The other day I got to see the very enjoyable “The Notorious Bettie Page.” Actress Gretchen Mol looks stunningly like Bettie. The film accurately reproduces many of her famous pinup scenes, and does a good job of presenting the many contradictions in the life of this fascinating character.
Betty was raised as a conservative Christian girl in Tennessee. After marrying the wrong guy, she moved to New York to pursue an acting career. A black police officer convinces her to try her hand at modeling for glamor photos, and she quickly becomes a popular girlie model.
If you’ve ever seen a photo of the real Bettie Page, you were probably struck by her sunny smile and her complete and utter lack of self-consciousness, even while in the goofiest of poses.
Bettie meets Irving and Paula Klaw, who convince her to step into the world of fetish modelling. In the 1950s, most people were not aware of sex fetishes like bondage, leather, shoes, corsets, etc., etc. The attitude of the Klaws toward the fetishists who buy their photos is summed up in a comment by one of their models: “They’re not normal, but they’re very nice people.”
The actual niceness of their customers remains in question, but the Klaws themselves are a friendly bunch, and Bettie enjoys working with them.
The film is not a comedy, but there are some really hilarious moments, like the re-enactment of one of the Klaws’ motion pictures, entitled “Bettie’s Clown Dance.”
There’s a wonderful family picnic atmosphere when the Klaws go on a field trip to shoot their latest bondage movie.
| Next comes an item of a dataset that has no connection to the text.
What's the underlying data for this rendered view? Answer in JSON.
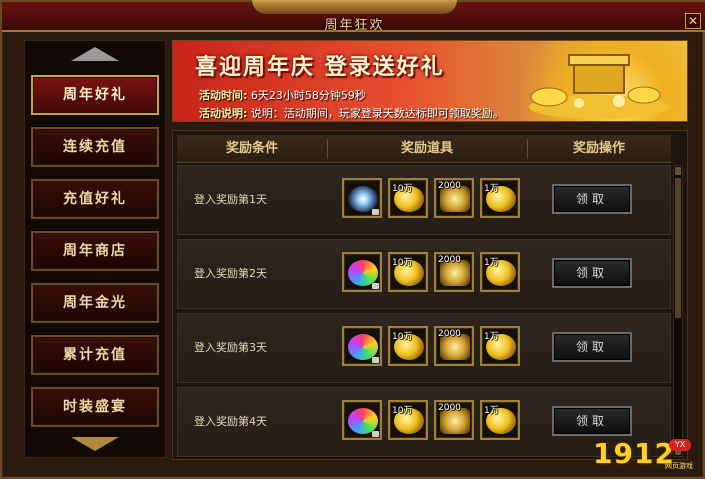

When the Klaws run into some legal trouble with the U.S. Postal Service, Bettie vacations in Miami and poses with leopards for Bunny Yeager.
Throughout her many adventures, Bettie remains a Christian. There’s a great scene where Betty explains her religious beliefs to bondage photographer John Willie.
Unfortunately, the Klaws are driven out of business after an investigation by the U.S. Senate, and Bettie has a few unpleasant encounters with her sleazy fans. Her friend Maxie was right about one thing … they’re not normal.
Betty leaves the world of fetish modelling and becomes an active envangelist. While this new chapter of her life could have been easily played for laughs, the director Mary Harron chose wisely to treat the church scene with respect. Bettie emerges as a very innocent but strong character, who managed to walk through some very sleazy situations without being corrupted.